In the March article on front office collections we covered ways to increase co-pay collections. This article will address policies and procedures different practices are employing to collect patient deductibles and past due balances during the patient visit.
Doctor Buy-in
The first step is making the doctors aware of the financial impact that continued traditional, back-office billing of patient balances will have on the practice. Any changes in policies and procedures will require doctor buy-in and support to be effective.
Support Staff Communication
Making a dramatic change in operations can have an impact on office culture and morale. To be effective, it is critical to be sure all support staff understand how, what, and why. Having a special support staff luncheon meeting to roll out the proposed changes can be an effective way of enlisting support and fostering creative suggestions for success.
Training and Support
Be sure the front office staff members understand what is expected of them. Written policies and procedures will enhance consistency. Cross-training front-office personnel on the use of the practice management and patient registration and scheduling systems will enhance success. Reassess the current personnel to determine whether they are up to the task and what additional training they may need. Provide front office staff with details of the various CDHPs, such as point-of-service collections, methodology of patient payment, back-end billing and processing, patient deductibles, and how to obtain current patient deductible balances. Reassess current job functions to determine whether certain ones should be reassigned.

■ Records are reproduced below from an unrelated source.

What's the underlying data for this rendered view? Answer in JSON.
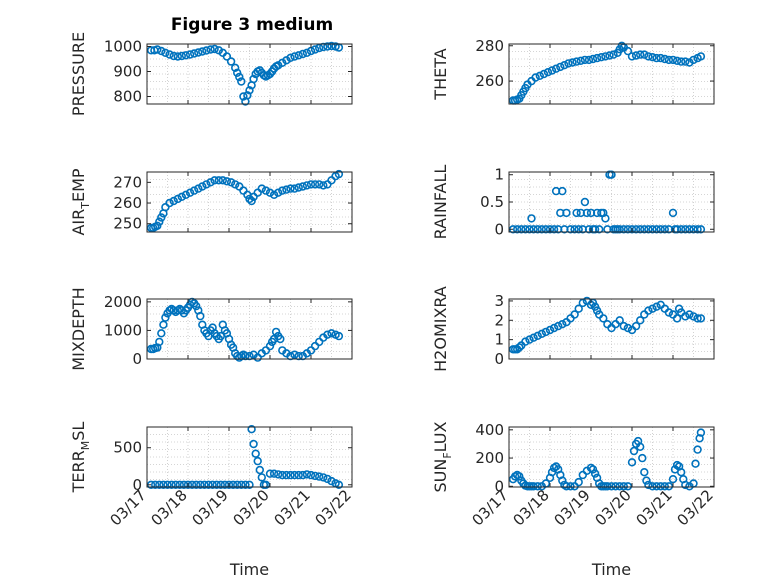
{
  "figure": {
    "title": "Figure 3 medium",
    "marker_color": "#0072BD"
  },
  "chart_data": [
    {
      "type": "scatter",
      "ylabel_main": "PRESSURE",
      "ylabel_sub": "",
      "ylabel_tail": "",
      "ylim": [
        770,
        1010
      ],
      "yticks": [
        1000,
        900,
        800
      ],
      "xlim": [
        0,
        5
      ],
      "xticks": [],
      "xlabel": "",
      "grid": true,
      "x": [
        0.1,
        0.18,
        0.25,
        0.35,
        0.45,
        0.55,
        0.65,
        0.75,
        0.85,
        0.95,
        1.05,
        1.15,
        1.25,
        1.35,
        1.45,
        1.55,
        1.65,
        1.75,
        1.85,
        1.95,
        2.05,
        2.15,
        2.2,
        2.25,
        2.3,
        2.35,
        2.4,
        2.45,
        2.5,
        2.55,
        2.6,
        2.65,
        2.7,
        2.75,
        2.8,
        2.85,
        2.9,
        2.95,
        3.0,
        3.05,
        3.1,
        3.15,
        3.2,
        3.3,
        3.4,
        3.5,
        3.6,
        3.7,
        3.8,
        3.9,
        4.0,
        4.1,
        4.2,
        4.3,
        4.4,
        4.5,
        4.6,
        4.68
      ],
      "y": [
        985,
        985,
        988,
        982,
        975,
        968,
        962,
        960,
        962,
        965,
        968,
        972,
        976,
        980,
        984,
        988,
        990,
        985,
        975,
        960,
        940,
        915,
        895,
        878,
        860,
        800,
        780,
        805,
        825,
        845,
        870,
        890,
        900,
        905,
        895,
        885,
        880,
        885,
        890,
        900,
        912,
        920,
        925,
        935,
        945,
        955,
        960,
        965,
        970,
        975,
        982,
        988,
        994,
        998,
        1000,
        1002,
        1000,
        996
      ]
    },
    {
      "type": "scatter",
      "ylabel_main": "THETA",
      "ylabel_sub": "",
      "ylabel_tail": "",
      "ylim": [
        247,
        281
      ],
      "yticks": [
        280,
        260
      ],
      "xlim": [
        0,
        5
      ],
      "xticks": [],
      "xlabel": "",
      "grid": true,
      "x": [
        0.1,
        0.15,
        0.2,
        0.25,
        0.3,
        0.35,
        0.4,
        0.45,
        0.55,
        0.65,
        0.75,
        0.85,
        0.95,
        1.05,
        1.15,
        1.25,
        1.35,
        1.45,
        1.55,
        1.65,
        1.75,
        1.85,
        1.95,
        2.05,
        2.15,
        2.25,
        2.35,
        2.45,
        2.55,
        2.65,
        2.7,
        2.75,
        2.8,
        2.9,
        3.0,
        3.1,
        3.2,
        3.3,
        3.4,
        3.5,
        3.6,
        3.7,
        3.8,
        3.9,
        4.0,
        4.1,
        4.2,
        4.3,
        4.4,
        4.5,
        4.6,
        4.68
      ],
      "y": [
        249,
        249,
        249.5,
        250,
        252,
        254,
        256,
        258,
        260,
        262,
        263,
        264,
        265,
        266,
        267,
        268,
        269,
        270,
        270.5,
        271,
        271.5,
        272,
        272,
        272.5,
        273,
        273.5,
        274,
        274.5,
        275,
        276,
        278,
        280,
        279,
        277,
        274,
        274.5,
        275,
        275,
        274,
        273.5,
        273,
        273,
        272.5,
        272,
        272,
        271.5,
        271,
        271,
        270.5,
        272,
        273,
        274
      ]
    },
    {
      "type": "scatter",
      "ylabel_main": "AIR",
      "ylabel_sub": "T",
      "ylabel_tail": "EMP",
      "ylim": [
        246,
        275
      ],
      "yticks": [
        270,
        260,
        250
      ],
      "xlim": [
        0,
        5
      ],
      "xticks": [],
      "xlabel": "",
      "grid": true,
      "x": [
        0.1,
        0.15,
        0.2,
        0.25,
        0.3,
        0.35,
        0.4,
        0.45,
        0.55,
        0.65,
        0.75,
        0.85,
        0.95,
        1.05,
        1.15,
        1.25,
        1.35,
        1.45,
        1.55,
        1.65,
        1.75,
        1.85,
        1.95,
        2.05,
        2.15,
        2.25,
        2.35,
        2.45,
        2.5,
        2.55,
        2.6,
        2.7,
        2.8,
        2.9,
        3.0,
        3.1,
        3.2,
        3.3,
        3.4,
        3.5,
        3.6,
        3.7,
        3.8,
        3.9,
        4.0,
        4.1,
        4.2,
        4.3,
        4.4,
        4.5,
        4.6,
        4.68
      ],
      "y": [
        248,
        248,
        248.5,
        249,
        251,
        253,
        255,
        258,
        260,
        261,
        262,
        263,
        264,
        265,
        266,
        267,
        268,
        269,
        270,
        271,
        271,
        271,
        270.5,
        270,
        269,
        268,
        266,
        264,
        262,
        261,
        263,
        265,
        267,
        266,
        265,
        264,
        265,
        266,
        266.5,
        267,
        267,
        267.5,
        268,
        268.5,
        269,
        269,
        269,
        268.5,
        269,
        271,
        273,
        274
      ]
    },
    {
      "type": "scatter",
      "ylabel_main": "RAINFALL",
      "ylabel_sub": "",
      "ylabel_tail": "",
      "ylim": [
        -0.05,
        1.05
      ],
      "yticks": [
        1,
        0.5,
        0
      ],
      "xlim": [
        0,
        5
      ],
      "xticks": [],
      "xlabel": "",
      "grid": true,
      "x": [
        0.1,
        0.2,
        0.3,
        0.4,
        0.5,
        0.55,
        0.6,
        0.7,
        0.8,
        0.9,
        1.0,
        1.1,
        1.15,
        1.2,
        1.25,
        1.3,
        1.35,
        1.4,
        1.5,
        1.6,
        1.65,
        1.7,
        1.75,
        1.8,
        1.85,
        1.9,
        1.95,
        2.0,
        2.05,
        2.1,
        2.15,
        2.2,
        2.25,
        2.3,
        2.35,
        2.4,
        2.45,
        2.5,
        2.55,
        2.6,
        2.65,
        2.7,
        2.8,
        2.9,
        3.0,
        3.1,
        3.2,
        3.3,
        3.4,
        3.5,
        3.6,
        3.7,
        3.8,
        3.9,
        4.0,
        4.05,
        4.1,
        4.2,
        4.3,
        4.4,
        4.5,
        4.6,
        4.68
      ],
      "y": [
        0,
        0,
        0,
        0,
        0,
        0.2,
        0,
        0,
        0,
        0,
        0,
        0,
        0.7,
        0,
        0.3,
        0.7,
        0,
        0.3,
        0,
        0,
        0.3,
        0,
        0.3,
        0,
        0.5,
        0.3,
        0,
        0.3,
        0,
        0,
        0.3,
        0,
        0.3,
        0.3,
        0.2,
        0,
        1,
        1,
        0,
        0,
        0,
        0,
        0,
        0,
        0,
        0,
        0,
        0,
        0,
        0,
        0,
        0,
        0,
        0,
        0.3,
        0,
        0,
        0,
        0,
        0,
        0,
        0,
        0
      ]
    },
    {
      "type": "scatter",
      "ylabel_main": "MIXDEPTH",
      "ylabel_sub": "",
      "ylabel_tail": "",
      "ylim": [
        0,
        2100
      ],
      "yticks": [
        2000,
        1000,
        0
      ],
      "xlim": [
        0,
        5
      ],
      "xticks": [],
      "xlabel": "",
      "grid": true,
      "x": [
        0.1,
        0.15,
        0.2,
        0.25,
        0.3,
        0.35,
        0.4,
        0.45,
        0.5,
        0.55,
        0.6,
        0.65,
        0.7,
        0.75,
        0.8,
        0.85,
        0.9,
        0.95,
        1.0,
        1.05,
        1.1,
        1.15,
        1.2,
        1.25,
        1.3,
        1.35,
        1.4,
        1.45,
        1.5,
        1.55,
        1.6,
        1.65,
        1.7,
        1.75,
        1.8,
        1.85,
        1.9,
        1.95,
        2.0,
        2.05,
        2.1,
        2.15,
        2.2,
        2.25,
        2.3,
        2.35,
        2.4,
        2.5,
        2.6,
        2.7,
        2.8,
        2.9,
        3.0,
        3.05,
        3.1,
        3.15,
        3.2,
        3.25,
        3.3,
        3.4,
        3.5,
        3.6,
        3.7,
        3.8,
        3.9,
        4.0,
        4.1,
        4.2,
        4.3,
        4.4,
        4.5,
        4.6,
        4.68
      ],
      "y": [
        350,
        350,
        380,
        400,
        600,
        900,
        1200,
        1450,
        1600,
        1700,
        1750,
        1700,
        1650,
        1700,
        1750,
        1700,
        1600,
        1700,
        1800,
        1900,
        2000,
        1950,
        1850,
        1700,
        1500,
        1200,
        1000,
        900,
        800,
        1000,
        1100,
        900,
        800,
        700,
        800,
        1200,
        1000,
        900,
        700,
        500,
        400,
        200,
        100,
        50,
        100,
        150,
        100,
        100,
        150,
        50,
        200,
        300,
        450,
        600,
        700,
        950,
        800,
        700,
        300,
        200,
        100,
        150,
        100,
        100,
        200,
        300,
        450,
        600,
        750,
        850,
        900,
        850,
        800
      ]
    },
    {
      "type": "scatter",
      "ylabel_main": "H2OMIXRA",
      "ylabel_sub": "",
      "ylabel_tail": "",
      "ylim": [
        0,
        3.1
      ],
      "yticks": [
        3,
        2,
        1,
        0
      ],
      "xlim": [
        0,
        5
      ],
      "xticks": [],
      "xlabel": "",
      "grid": true,
      "x": [
        0.1,
        0.15,
        0.2,
        0.25,
        0.3,
        0.4,
        0.5,
        0.6,
        0.7,
        0.8,
        0.9,
        1.0,
        1.1,
        1.2,
        1.3,
        1.4,
        1.5,
        1.6,
        1.7,
        1.8,
        1.9,
        2.0,
        2.05,
        2.1,
        2.15,
        2.2,
        2.3,
        2.4,
        2.5,
        2.6,
        2.7,
        2.8,
        2.9,
        3.0,
        3.1,
        3.2,
        3.3,
        3.4,
        3.5,
        3.6,
        3.7,
        3.8,
        3.9,
        4.0,
        4.1,
        4.15,
        4.2,
        4.3,
        4.4,
        4.5,
        4.6,
        4.68
      ],
      "y": [
        0.5,
        0.5,
        0.5,
        0.6,
        0.7,
        0.9,
        1.0,
        1.1,
        1.2,
        1.3,
        1.4,
        1.5,
        1.6,
        1.7,
        1.8,
        1.9,
        2.1,
        2.3,
        2.6,
        2.9,
        3.0,
        2.8,
        2.9,
        2.7,
        2.5,
        2.3,
        2.1,
        1.8,
        1.6,
        1.8,
        2.0,
        1.7,
        1.6,
        1.5,
        1.7,
        2.0,
        2.3,
        2.5,
        2.6,
        2.7,
        2.8,
        2.6,
        2.4,
        2.3,
        2.1,
        2.6,
        2.4,
        2.2,
        2.3,
        2.2,
        2.1,
        2.1
      ]
    },
    {
      "type": "scatter",
      "ylabel_main": "TERR",
      "ylabel_sub": "M",
      "ylabel_tail": "SL",
      "ylim": [
        -30,
        780
      ],
      "yticks": [
        500,
        0
      ],
      "xlim": [
        0,
        5
      ],
      "xticks": [
        "03/17",
        "03/18",
        "03/19",
        "03/20",
        "03/21",
        "03/22"
      ],
      "xlabel": "Time",
      "grid": true,
      "x": [
        0.1,
        0.2,
        0.3,
        0.4,
        0.5,
        0.6,
        0.7,
        0.8,
        0.9,
        1.0,
        1.1,
        1.2,
        1.3,
        1.4,
        1.5,
        1.6,
        1.7,
        1.8,
        1.9,
        2.0,
        2.1,
        2.2,
        2.3,
        2.4,
        2.5,
        2.55,
        2.6,
        2.65,
        2.7,
        2.75,
        2.8,
        2.85,
        2.9,
        3.0,
        3.1,
        3.2,
        3.3,
        3.4,
        3.5,
        3.6,
        3.7,
        3.8,
        3.9,
        4.0,
        4.1,
        4.2,
        4.3,
        4.4,
        4.5,
        4.6,
        4.68
      ],
      "y": [
        0,
        0,
        0,
        0,
        0,
        0,
        0,
        0,
        0,
        0,
        0,
        0,
        0,
        0,
        0,
        0,
        0,
        0,
        0,
        0,
        0,
        0,
        0,
        0,
        0,
        750,
        550,
        420,
        320,
        200,
        100,
        0,
        0,
        150,
        150,
        140,
        130,
        130,
        130,
        130,
        130,
        130,
        140,
        130,
        120,
        110,
        100,
        80,
        50,
        20,
        0
      ]
    },
    {
      "type": "scatter",
      "ylabel_main": "SUN",
      "ylabel_sub": "F",
      "ylabel_tail": "LUX",
      "ylim": [
        -5,
        420
      ],
      "yticks": [
        400,
        200,
        0
      ],
      "xlim": [
        0,
        5
      ],
      "xticks": [
        "03/17",
        "03/18",
        "03/19",
        "03/20",
        "03/21",
        "03/22"
      ],
      "xlabel": "Time",
      "grid": true,
      "x": [
        0.1,
        0.15,
        0.2,
        0.25,
        0.3,
        0.35,
        0.4,
        0.45,
        0.5,
        0.55,
        0.6,
        0.7,
        0.8,
        0.9,
        1.0,
        1.05,
        1.1,
        1.15,
        1.2,
        1.25,
        1.3,
        1.35,
        1.4,
        1.5,
        1.6,
        1.7,
        1.8,
        1.9,
        2.0,
        2.05,
        2.1,
        2.15,
        2.2,
        2.25,
        2.3,
        2.35,
        2.4,
        2.5,
        2.6,
        2.7,
        2.8,
        2.9,
        3.0,
        3.05,
        3.1,
        3.15,
        3.2,
        3.25,
        3.3,
        3.35,
        3.4,
        3.5,
        3.6,
        3.7,
        3.8,
        3.9,
        4.0,
        4.05,
        4.1,
        4.15,
        4.2,
        4.25,
        4.3,
        4.4,
        4.5,
        4.55,
        4.6,
        4.65,
        4.68
      ],
      "y": [
        50,
        70,
        80,
        70,
        40,
        20,
        5,
        0,
        0,
        0,
        0,
        0,
        0,
        20,
        60,
        100,
        130,
        140,
        120,
        80,
        40,
        10,
        0,
        0,
        0,
        30,
        80,
        110,
        130,
        120,
        90,
        60,
        20,
        0,
        0,
        0,
        0,
        0,
        0,
        0,
        0,
        0,
        170,
        250,
        300,
        320,
        280,
        200,
        100,
        40,
        10,
        0,
        0,
        0,
        0,
        0,
        50,
        120,
        150,
        140,
        100,
        50,
        10,
        0,
        20,
        160,
        260,
        340,
        380
      ]
    }
  ]
}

Asking patients for money puts pressure on office staff. This requires the practice to be prepared at the time of visit. Front office staff should consistently do the following:
- Preview daily appointments at least 24 hours in advance;
- Verify each patient’s insurance coverage, co-pay (if applicable), deductible amount, and allowable. If the practice-management system does not have this, check the insurer’s Web site, or contact the patient in advance of the appointment, when necessary;
- Verify any patient balance due from previous visits; and
- Know how to ask patients for money (see March article on collecting co-pays).
Patient Payment Options
CDHPs may offer one or more options for patient payment. One option provides members with integrated debit/credit cards which enable the doctor office to check patient eligibility and obtain real-time deductible balance and claims adjudication. These require special on-site equipment to be able to do so. This capability is not currently in widespread use. Others provide for no patient payment. Instead, the claim is directly submitted to the carrier which, in turn, either pays directly from the member’s HSA or, if the deductible is met, from the plan itself. The more common current methodologies are either the patient paying with a checkbook account or otherwise paying and submitting receipts to the HSA or HRA for reimbursement. Understanding how each patient’s plan works is essential for timely, efficient processing.
What Some Practices Are Doing
Although several million members are currently enrolled in CDHPs, payment and processing alternatives are still evolving.

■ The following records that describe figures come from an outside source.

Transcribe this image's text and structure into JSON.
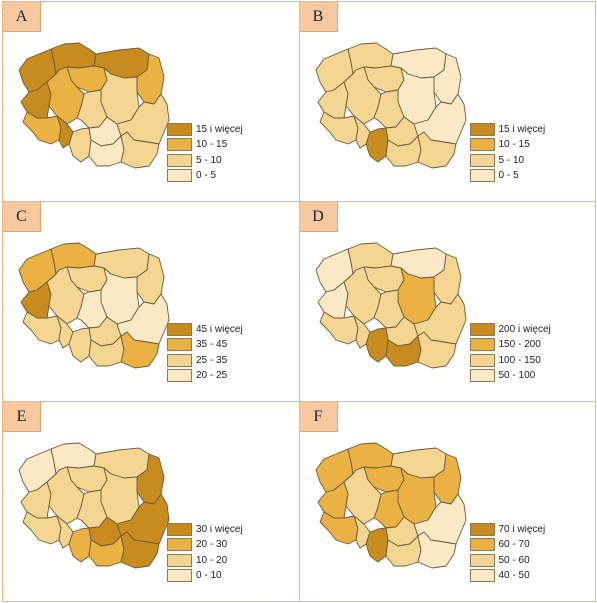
{
  "colors": [
    "#fbe9c6",
    "#f4d592",
    "#e9b242",
    "#c88c1e"
  ],
  "panels": [
    {
      "label": "A",
      "legend": [
        "15 i więcej",
        "10 - 15",
        "5 - 10",
        "0 - 5"
      ],
      "classes": {
        "zp": 3,
        "pm": 3,
        "wm": 3,
        "kp": 2,
        "pd": 2,
        "lb": 3,
        "wp": 2,
        "ds": 2,
        "op": 3,
        "ld": 1,
        "mz": 1,
        "lu": 1,
        "sl": 1,
        "sw": 0,
        "ma": 0,
        "pk": 1
      }
    },
    {
      "label": "B",
      "legend": [
        "15 i więcej",
        "10 - 15",
        "5 - 10",
        "0 - 5"
      ],
      "classes": {
        "zp": 1,
        "pm": 1,
        "wm": 0,
        "kp": 1,
        "pd": 0,
        "lb": 1,
        "wp": 1,
        "ds": 1,
        "op": 1,
        "ld": 1,
        "mz": 0,
        "lu": 0,
        "sl": 3,
        "sw": 1,
        "ma": 1,
        "pk": 1
      }
    },
    {
      "label": "C",
      "legend": [
        "45 i więcej",
        "35 - 45",
        "25 - 35",
        "20 - 25"
      ],
      "classes": {
        "zp": 2,
        "pm": 2,
        "wm": 1,
        "kp": 1,
        "pd": 1,
        "lb": 3,
        "wp": 1,
        "ds": 1,
        "op": 1,
        "ld": 0,
        "mz": 0,
        "lu": 0,
        "sl": 1,
        "sw": 1,
        "ma": 1,
        "pk": 2
      }
    },
    {
      "label": "D",
      "legend": [
        "200 i więcej",
        "150 - 200",
        "100 - 150",
        "50 - 100"
      ],
      "classes": {
        "zp": 0,
        "pm": 1,
        "wm": 0,
        "kp": 1,
        "pd": 1,
        "lb": 0,
        "wp": 1,
        "ds": 1,
        "op": 1,
        "ld": 1,
        "mz": 2,
        "lu": 1,
        "sl": 3,
        "sw": 1,
        "ma": 3,
        "pk": 1
      }
    },
    {
      "label": "E",
      "legend": [
        "30 i więcej",
        "20 - 30",
        "10 - 20",
        "0 - 10"
      ],
      "classes": {
        "zp": 0,
        "pm": 0,
        "wm": 1,
        "kp": 1,
        "pd": 3,
        "lb": 1,
        "wp": 1,
        "ds": 1,
        "op": 1,
        "ld": 1,
        "mz": 1,
        "lu": 3,
        "sl": 2,
        "sw": 3,
        "ma": 2,
        "pk": 3
      }
    },
    {
      "label": "F",
      "legend": [
        "70 i więcej",
        "60 - 70",
        "50 - 60",
        "40 - 50"
      ],
      "classes": {
        "zp": 2,
        "pm": 2,
        "wm": 1,
        "kp": 2,
        "pd": 2,
        "lb": 2,
        "wp": 1,
        "ds": 2,
        "op": 1,
        "ld": 2,
        "mz": 2,
        "lu": 0,
        "sl": 3,
        "sw": 1,
        "ma": 1,
        "pk": 0
      }
    }
  ]
}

Some practices request patients to leave credit-card information and authorization with the practice. Once it is determined what the patient owes, the practice calls and informs the patient of the amount owed before processing the credit-card payment.
In instances where the checkout clerk knows what the allowable payment is and knows that the patient deductible hasn’t been met, the patient is asked to make payment at checkout with cash, check, or credit card.
Some practices ask a patient to make a set deposit payment in anticipation that the patient will owe more, but with the understanding that the practice will refund any overpayment or leave a credit to be applied to a future visit.
For uninsured or self-pay patients, some practices are offering substantial discounts for full payment at the time of service. Practices should be cautious that this is not in violation of government or private insurer contracts. Some practices charge uninsureds a discount equivalent to the average contractual adjustments of their larger payers. Offering payment plans to uninsured and insured patients alike are likely to be utilized more in this new environment as a way to align the needs of both doctor and patient.
Inform and Educate Patients
Patients who buy high-deductible health plans often don’t know the details of their plan and may be shocked and ill-prepared to make large medical payments. Educating patients begins with patient registration and appointment scheduling. Asking questions about the plan co-payments, deductibles, and allowable amounts chargeable to the patient will help make both you and the patient aware of the patient’s payment responsibility.
The practice payment and collection policies should be in direct patient mailers, patient registration packets, waiting room handouts, and on the practice’s Web site.
Conclusion
CDHPs are becoming more prevalent, and with them come much higher patient deductibles. This will place more demands on front-office personnel to collect payments directly from patients in more non-traditional ways than doctor practices have become accustomed to doing. Preparing now will enable doctors to meet this challenge, increase practice cash flow, and reduce billing and collection costs.